O Caso Renan e as cavalariças

O Plenário do Senado deve decidir nesta quarta-feira (12) a sorte do pedido de cassação do mandato do presidente da Casa, Renan Calheiros. Ele é acusado, a partir de denúncia da revista Veja em maio, de ter gastos de uma filha fora do casamento supostamente pagos por um lobista da empreiteira Mendes Júnior. A votação foi politizada por uma campanha de mídia, capitaneada pela Veja, que exige a cabeça de Renan. Espera-se que os senadores não se verguem a essa chantagem.



Não está em julgamento a trajetória de Renan Calheiros, quase toda percorrida à sombra do governo federal. Nem o padrão ético dos hábitos e costumes da vida política brasileira, sabidamente malcheirosos. O que ocorrerá na sessão plenária de quarta-feira é um teste de forças do Partido da Mídia. Foi ele quem lançou a campanha, quem constrangeu a oposição ordinária a se somar a ela e quem exibirá uma eventual cassação (tida como improvável; as previsões giram em torno de um escore de 46 a 35 contra a cassação) como um troféu de seu poderio.



A mídia dominante fez do escalpo de Renan Calheiros o seu objetivo número um. Julgou e condenou de antemão o presidente do Senado, embora o relatório que pede a cassação, aprovado na Comissão de Ética por 11 votos a quatro, não prove sua culpa, e sim as inevitáveis dificuldades de uma kafkiana tentativa de provar sua inocência.
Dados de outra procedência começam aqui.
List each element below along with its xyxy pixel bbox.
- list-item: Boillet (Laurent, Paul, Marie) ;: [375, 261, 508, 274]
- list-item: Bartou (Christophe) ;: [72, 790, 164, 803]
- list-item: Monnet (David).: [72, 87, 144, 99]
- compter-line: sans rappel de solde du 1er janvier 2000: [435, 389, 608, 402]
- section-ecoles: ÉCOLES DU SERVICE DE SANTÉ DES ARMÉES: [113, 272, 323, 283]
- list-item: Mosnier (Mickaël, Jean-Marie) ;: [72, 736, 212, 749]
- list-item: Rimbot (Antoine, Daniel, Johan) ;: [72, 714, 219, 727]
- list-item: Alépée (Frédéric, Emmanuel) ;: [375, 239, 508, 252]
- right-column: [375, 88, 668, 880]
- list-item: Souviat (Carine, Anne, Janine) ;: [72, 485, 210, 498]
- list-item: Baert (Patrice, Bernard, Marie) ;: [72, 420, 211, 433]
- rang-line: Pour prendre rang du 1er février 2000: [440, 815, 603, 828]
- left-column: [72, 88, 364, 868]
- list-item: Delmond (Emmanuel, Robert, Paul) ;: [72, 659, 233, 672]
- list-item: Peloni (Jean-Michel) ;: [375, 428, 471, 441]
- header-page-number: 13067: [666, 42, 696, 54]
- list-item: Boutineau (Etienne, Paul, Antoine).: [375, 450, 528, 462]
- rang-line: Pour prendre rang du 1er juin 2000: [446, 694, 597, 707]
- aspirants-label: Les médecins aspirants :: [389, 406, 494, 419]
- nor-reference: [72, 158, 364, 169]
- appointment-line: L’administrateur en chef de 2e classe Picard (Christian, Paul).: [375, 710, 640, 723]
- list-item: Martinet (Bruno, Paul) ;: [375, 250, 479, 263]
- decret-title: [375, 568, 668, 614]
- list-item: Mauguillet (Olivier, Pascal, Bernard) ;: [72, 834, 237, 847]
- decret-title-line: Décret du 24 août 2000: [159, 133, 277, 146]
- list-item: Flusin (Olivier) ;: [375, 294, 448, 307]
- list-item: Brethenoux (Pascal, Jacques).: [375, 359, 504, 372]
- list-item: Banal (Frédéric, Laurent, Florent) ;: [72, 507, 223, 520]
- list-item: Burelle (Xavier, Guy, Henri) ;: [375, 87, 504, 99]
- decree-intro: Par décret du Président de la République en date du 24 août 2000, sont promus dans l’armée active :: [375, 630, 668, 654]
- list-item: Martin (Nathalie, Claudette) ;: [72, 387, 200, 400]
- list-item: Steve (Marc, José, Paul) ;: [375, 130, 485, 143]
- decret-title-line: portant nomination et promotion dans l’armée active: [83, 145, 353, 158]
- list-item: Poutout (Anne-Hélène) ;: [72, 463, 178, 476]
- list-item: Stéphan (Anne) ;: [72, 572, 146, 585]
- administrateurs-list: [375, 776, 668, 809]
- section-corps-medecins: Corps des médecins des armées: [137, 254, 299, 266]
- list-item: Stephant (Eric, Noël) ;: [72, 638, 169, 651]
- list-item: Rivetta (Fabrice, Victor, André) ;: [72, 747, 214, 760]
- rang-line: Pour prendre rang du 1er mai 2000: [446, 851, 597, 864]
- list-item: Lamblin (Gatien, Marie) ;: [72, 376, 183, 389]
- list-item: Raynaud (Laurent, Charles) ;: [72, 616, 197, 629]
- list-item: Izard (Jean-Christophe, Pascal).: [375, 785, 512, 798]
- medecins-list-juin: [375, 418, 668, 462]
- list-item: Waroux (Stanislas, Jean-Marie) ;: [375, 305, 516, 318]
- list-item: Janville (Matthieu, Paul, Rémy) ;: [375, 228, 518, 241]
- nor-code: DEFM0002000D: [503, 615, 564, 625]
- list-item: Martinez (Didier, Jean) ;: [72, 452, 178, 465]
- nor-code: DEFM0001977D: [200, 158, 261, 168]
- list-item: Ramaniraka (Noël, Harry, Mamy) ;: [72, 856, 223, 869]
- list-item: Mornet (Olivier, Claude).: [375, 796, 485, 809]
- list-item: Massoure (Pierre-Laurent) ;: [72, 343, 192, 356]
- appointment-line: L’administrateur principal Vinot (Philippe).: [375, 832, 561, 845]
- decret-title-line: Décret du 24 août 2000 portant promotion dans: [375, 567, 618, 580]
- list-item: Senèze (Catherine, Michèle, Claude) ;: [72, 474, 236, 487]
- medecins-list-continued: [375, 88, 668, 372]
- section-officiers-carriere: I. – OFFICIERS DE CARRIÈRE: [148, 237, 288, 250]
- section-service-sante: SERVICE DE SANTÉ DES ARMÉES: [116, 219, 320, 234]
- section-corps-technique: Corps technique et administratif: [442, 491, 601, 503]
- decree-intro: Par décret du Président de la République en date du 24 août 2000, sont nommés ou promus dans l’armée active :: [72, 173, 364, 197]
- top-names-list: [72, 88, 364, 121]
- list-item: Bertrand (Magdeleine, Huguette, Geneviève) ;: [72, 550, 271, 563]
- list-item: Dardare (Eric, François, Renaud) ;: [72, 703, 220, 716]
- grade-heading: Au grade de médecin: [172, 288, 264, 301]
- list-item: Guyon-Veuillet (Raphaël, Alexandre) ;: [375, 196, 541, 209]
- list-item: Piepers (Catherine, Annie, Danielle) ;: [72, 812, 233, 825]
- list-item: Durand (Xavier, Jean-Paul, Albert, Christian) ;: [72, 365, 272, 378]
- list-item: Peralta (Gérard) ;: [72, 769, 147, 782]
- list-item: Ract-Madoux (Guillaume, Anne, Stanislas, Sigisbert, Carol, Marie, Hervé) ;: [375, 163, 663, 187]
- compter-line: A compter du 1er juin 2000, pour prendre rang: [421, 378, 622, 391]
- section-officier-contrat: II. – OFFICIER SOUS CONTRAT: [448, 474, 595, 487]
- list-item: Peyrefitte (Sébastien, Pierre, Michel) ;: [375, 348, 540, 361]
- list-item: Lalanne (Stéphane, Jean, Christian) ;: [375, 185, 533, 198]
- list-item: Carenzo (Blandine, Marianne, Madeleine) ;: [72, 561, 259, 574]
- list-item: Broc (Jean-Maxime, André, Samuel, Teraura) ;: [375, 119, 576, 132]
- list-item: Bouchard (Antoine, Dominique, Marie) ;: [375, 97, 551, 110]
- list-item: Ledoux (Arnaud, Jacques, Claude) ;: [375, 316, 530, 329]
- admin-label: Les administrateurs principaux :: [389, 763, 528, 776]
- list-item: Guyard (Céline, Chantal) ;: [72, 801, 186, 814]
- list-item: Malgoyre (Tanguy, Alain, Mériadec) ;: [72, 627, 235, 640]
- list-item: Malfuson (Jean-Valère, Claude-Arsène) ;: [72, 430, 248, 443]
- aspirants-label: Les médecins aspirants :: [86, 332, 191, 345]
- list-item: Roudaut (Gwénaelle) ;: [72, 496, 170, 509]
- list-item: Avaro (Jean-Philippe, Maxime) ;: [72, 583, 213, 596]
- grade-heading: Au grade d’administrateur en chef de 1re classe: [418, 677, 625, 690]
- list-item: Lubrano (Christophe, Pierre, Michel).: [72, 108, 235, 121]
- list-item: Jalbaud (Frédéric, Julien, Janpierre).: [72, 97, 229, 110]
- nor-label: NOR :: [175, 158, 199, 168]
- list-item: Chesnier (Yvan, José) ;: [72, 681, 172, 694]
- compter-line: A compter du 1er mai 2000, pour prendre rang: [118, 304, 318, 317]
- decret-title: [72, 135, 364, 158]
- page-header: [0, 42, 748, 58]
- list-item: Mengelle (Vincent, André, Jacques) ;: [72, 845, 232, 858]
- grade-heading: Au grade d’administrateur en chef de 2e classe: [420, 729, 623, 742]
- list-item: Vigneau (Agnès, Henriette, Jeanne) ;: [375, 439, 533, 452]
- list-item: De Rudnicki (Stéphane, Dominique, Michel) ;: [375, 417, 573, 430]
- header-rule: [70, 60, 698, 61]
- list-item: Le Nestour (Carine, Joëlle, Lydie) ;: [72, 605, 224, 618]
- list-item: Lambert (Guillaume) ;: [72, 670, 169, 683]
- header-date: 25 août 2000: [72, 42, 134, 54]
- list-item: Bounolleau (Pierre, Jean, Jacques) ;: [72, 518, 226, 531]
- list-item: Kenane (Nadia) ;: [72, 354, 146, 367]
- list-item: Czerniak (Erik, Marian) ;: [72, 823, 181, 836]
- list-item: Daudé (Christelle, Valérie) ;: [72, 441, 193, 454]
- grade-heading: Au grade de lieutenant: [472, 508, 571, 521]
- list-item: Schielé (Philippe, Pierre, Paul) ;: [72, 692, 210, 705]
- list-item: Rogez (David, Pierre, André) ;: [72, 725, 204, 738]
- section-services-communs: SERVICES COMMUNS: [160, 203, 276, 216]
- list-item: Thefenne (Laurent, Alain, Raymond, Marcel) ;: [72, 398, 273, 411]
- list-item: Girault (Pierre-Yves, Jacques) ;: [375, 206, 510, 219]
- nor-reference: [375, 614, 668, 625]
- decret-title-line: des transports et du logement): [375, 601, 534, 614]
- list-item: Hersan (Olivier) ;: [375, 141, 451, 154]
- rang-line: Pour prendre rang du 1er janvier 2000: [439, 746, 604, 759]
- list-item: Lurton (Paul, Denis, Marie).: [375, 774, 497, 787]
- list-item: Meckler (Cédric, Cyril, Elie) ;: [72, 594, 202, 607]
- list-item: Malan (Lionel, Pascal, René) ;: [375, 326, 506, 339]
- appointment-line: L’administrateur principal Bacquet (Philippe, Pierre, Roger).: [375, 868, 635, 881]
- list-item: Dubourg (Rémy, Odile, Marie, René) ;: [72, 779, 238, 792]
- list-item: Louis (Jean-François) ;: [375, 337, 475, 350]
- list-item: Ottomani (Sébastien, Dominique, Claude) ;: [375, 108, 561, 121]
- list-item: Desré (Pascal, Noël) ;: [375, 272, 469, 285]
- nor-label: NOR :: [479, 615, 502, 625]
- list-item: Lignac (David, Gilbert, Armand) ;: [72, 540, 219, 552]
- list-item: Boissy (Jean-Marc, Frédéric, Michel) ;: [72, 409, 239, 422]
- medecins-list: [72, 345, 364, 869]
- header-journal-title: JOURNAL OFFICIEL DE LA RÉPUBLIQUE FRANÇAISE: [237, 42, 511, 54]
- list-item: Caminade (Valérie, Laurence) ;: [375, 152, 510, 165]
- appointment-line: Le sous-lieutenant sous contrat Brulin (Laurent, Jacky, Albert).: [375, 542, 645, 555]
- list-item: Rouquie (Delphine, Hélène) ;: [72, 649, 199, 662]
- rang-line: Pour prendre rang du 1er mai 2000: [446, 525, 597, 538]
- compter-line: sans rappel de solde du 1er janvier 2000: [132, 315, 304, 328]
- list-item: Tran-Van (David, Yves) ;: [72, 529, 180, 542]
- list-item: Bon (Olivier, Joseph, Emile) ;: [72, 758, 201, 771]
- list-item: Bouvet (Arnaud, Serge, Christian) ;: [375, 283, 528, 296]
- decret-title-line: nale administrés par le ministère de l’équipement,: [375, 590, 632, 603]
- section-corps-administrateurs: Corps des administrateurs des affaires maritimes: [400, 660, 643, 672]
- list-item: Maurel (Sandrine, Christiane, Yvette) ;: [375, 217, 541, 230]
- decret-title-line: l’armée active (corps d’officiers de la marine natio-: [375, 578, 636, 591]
O alvo foi escolhido a dedo: um aliado do presidente Lula, já que este está forte demais nas pesquisas para sofrer um ataque frontal. Assim como foi selecionado o cenário: o Senado Federal, onde a oposição faz mais sombra à base governista.



Três meses atrás, essa mesma mídia dominante, convertida em partido sem voto nem militância mas capaz de construir e demolir carreiras, sabotou a reforma política. Esta sim, teria sido um passo rumo à democratização e moralização da República; naufragou lamentavelmente na Câmara, sob o aplauso complacente dos jornalões e noticiários de TV, que tinham se posicionado contra os seus pontos essenciais – voto em listas partidárias e financiamento público das campanhas.



Conta-se que, na Grécia heróica, um dos 12 trabalhos de Hércules consistiu em limpar, em um único dia, as cavalariças do rei Áugias, que abrigavam milhares de animais e nunca tinham conhecido vassoura. Para varrer com a estrumeira acumulada, o semideus fortíssimo teve de desviar o curso de dois rios, o Alfeu e o Pireu.



A reforma política teria sido uma façanha comparável. Removeria pelo menos boa parte do estrume que se amontoa no Congresso Nacional e se reproduz nos estados e municípios. Justo por isso se frustrou, com a cumplicidade da mesma mídia que agora volta a usar a fantasia de vestal.



A Veja mais uma vez porta o estandarte. Em seu editorial deste fim de semana, ''espera'' que ''a maioria dos senadores'' vote pela cassação, dando ''alento aos cidadãos cansados de tanta impunidade''.



Enquanto isso, a revista e seus correligionários do Partido da Mídia guardam zeloso silêncio sobre a força-tarefa enviada à Câmara dos Deputados na quarta-feira passada (5) pela Editora Abril, proprietária da Veja, à caça de assinaturas para tentar abortar a CPI Abril-Telefônica, um negócio de R$ 922 milhões, suspeito de violar a Lei do Cabo de 1995 e violar o controle nacional sobre as telecomunicações.



É por isso que o voto justo dos senadores será contra a cassação de Renan Calheiros: para que não sejam os barões da mídia a determinar qual o escândalo que será servido ao país a cada dia, e qual será escamoteado.